JOHANNESBURG — Thethiwe Mahlangu woke early on a chilly morning and walked through her busy South African township, where minibuses hooted to pick up commuters and smoke from sidewalk breakfast stalls hung in the air.
Her eyes had been troubling her. But instead of going to her nearby health clinic, Mahlangu was headed to the train station for an unusual form of care.
A passenger train known as Phelophepa — or ''good, clean, health" in the Sesotho language — had been transformed into a mobile health facility. It circulates throughout South Africa for much of the year, providing medical attention to the sick, young and old who often struggle to receive the care they need at crowded local clinics.
For the past 30 years — ever since South Africa's break with the former racist system of apartheid — the train has carried doctors, nurses and optometrists on an annual journey that touches even the most rural villages, delivering primary healthcare to about 375,000 people a year.
The free care it delivers is in contrast to South Africa's overstretched public health care system on which about 84% of people rely.
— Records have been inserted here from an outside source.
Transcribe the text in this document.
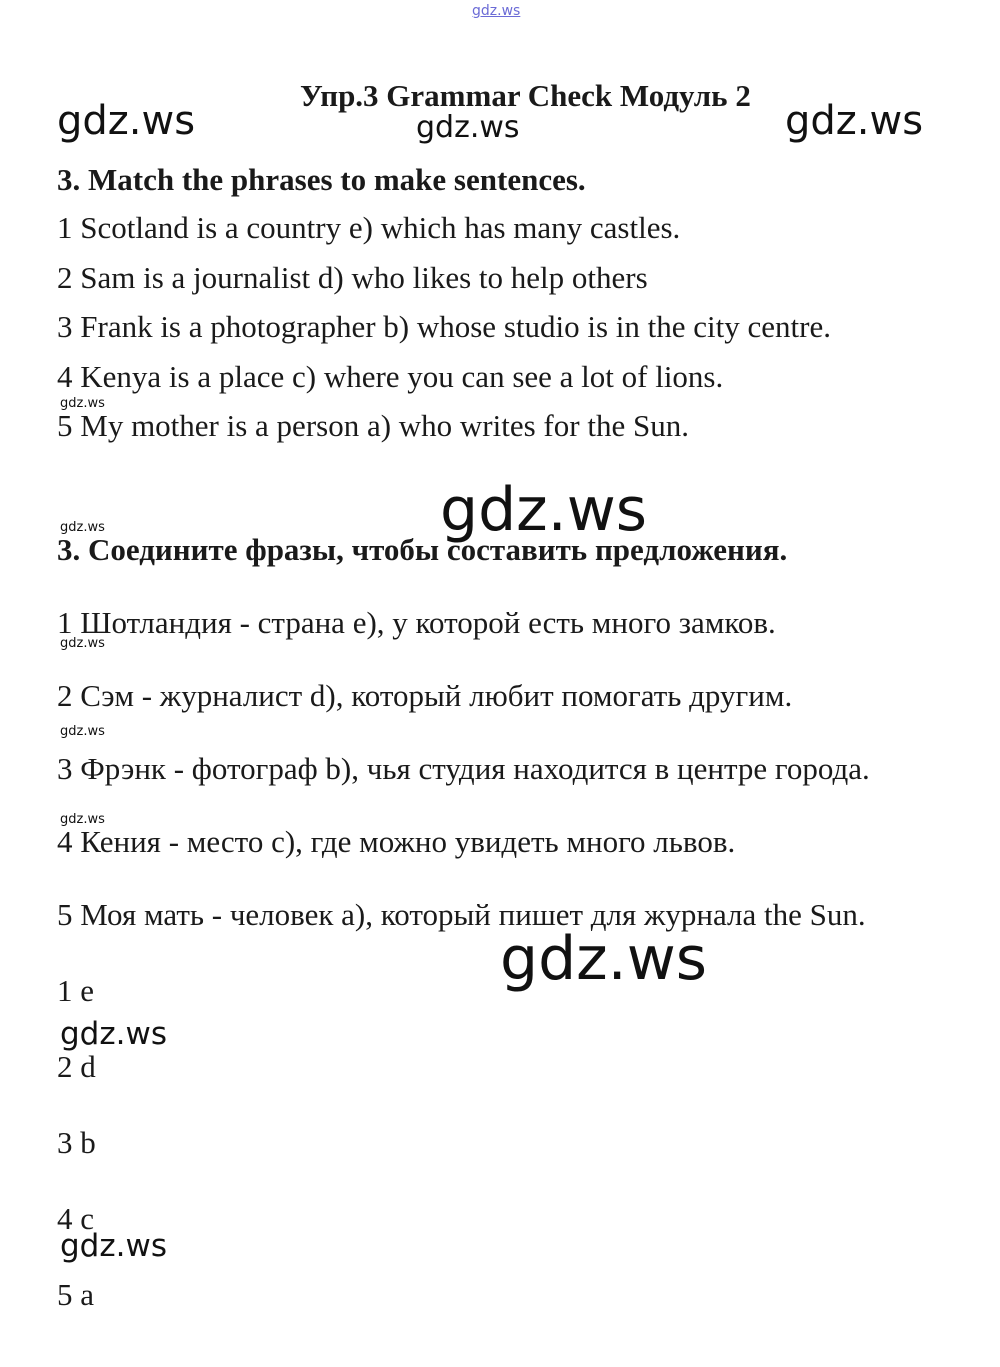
gdz.ws
gdz.ws	gdz.ws	gdz.ws
gdz.ws
gdz.ws
gdz.ws
gdz.ws
gdz.ws
gdz.ws
gdz.ws
gdz.ws
gdz.ws
Упр.3 Grammar Check Модуль 2
3. Match the phrases to make sentences.
1 Scotland is a country e) which has many castles.
2 Sam is a journalist d) who likes to help others
3 Frank is a photographer b) whose studio is in the city centre.
4 Kenya is a place c) where you can see a lot of lions.
5 My mother is a person a) who writes for the Sun.
3. Соедините фразы, чтобы составить предложения.
1 Шотландия - страна e), у которой есть много замков.
2 Сэм - журналист d), который любит помогать другим.
3 Фрэнк - фотограф b), чья студия находится в центре города.
4 Кения - место c), где можно увидеть много львов.
5 Моя мать - человек a), который пишет для журнала the Sun.
1 e
2 d
3 b
4 c
5 a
Health care reflects the deep inequality of the country at large. Just 16% of South Africans are covered by health insurance plans that are beyond the financial reach of many in a nation with unemployment of over 32%.
Earlier this year, the government began to address that gap. President Cyril Ramaphosa in May signed into law the National Health Insurance Act, which aims to provide funding so that millions of South Africans without health insurance can receive care from the better-provisioned private sector.
But the law has been divisive. The government has not said how much it will cost and where the money will come from. Economists say the government will have to raise taxes. Critics say the country can't afford it and warn that the system — yet to be implemented — will be open to abuse by corrupt officials and businessmen. They say the government should fix the public healthcare system instead.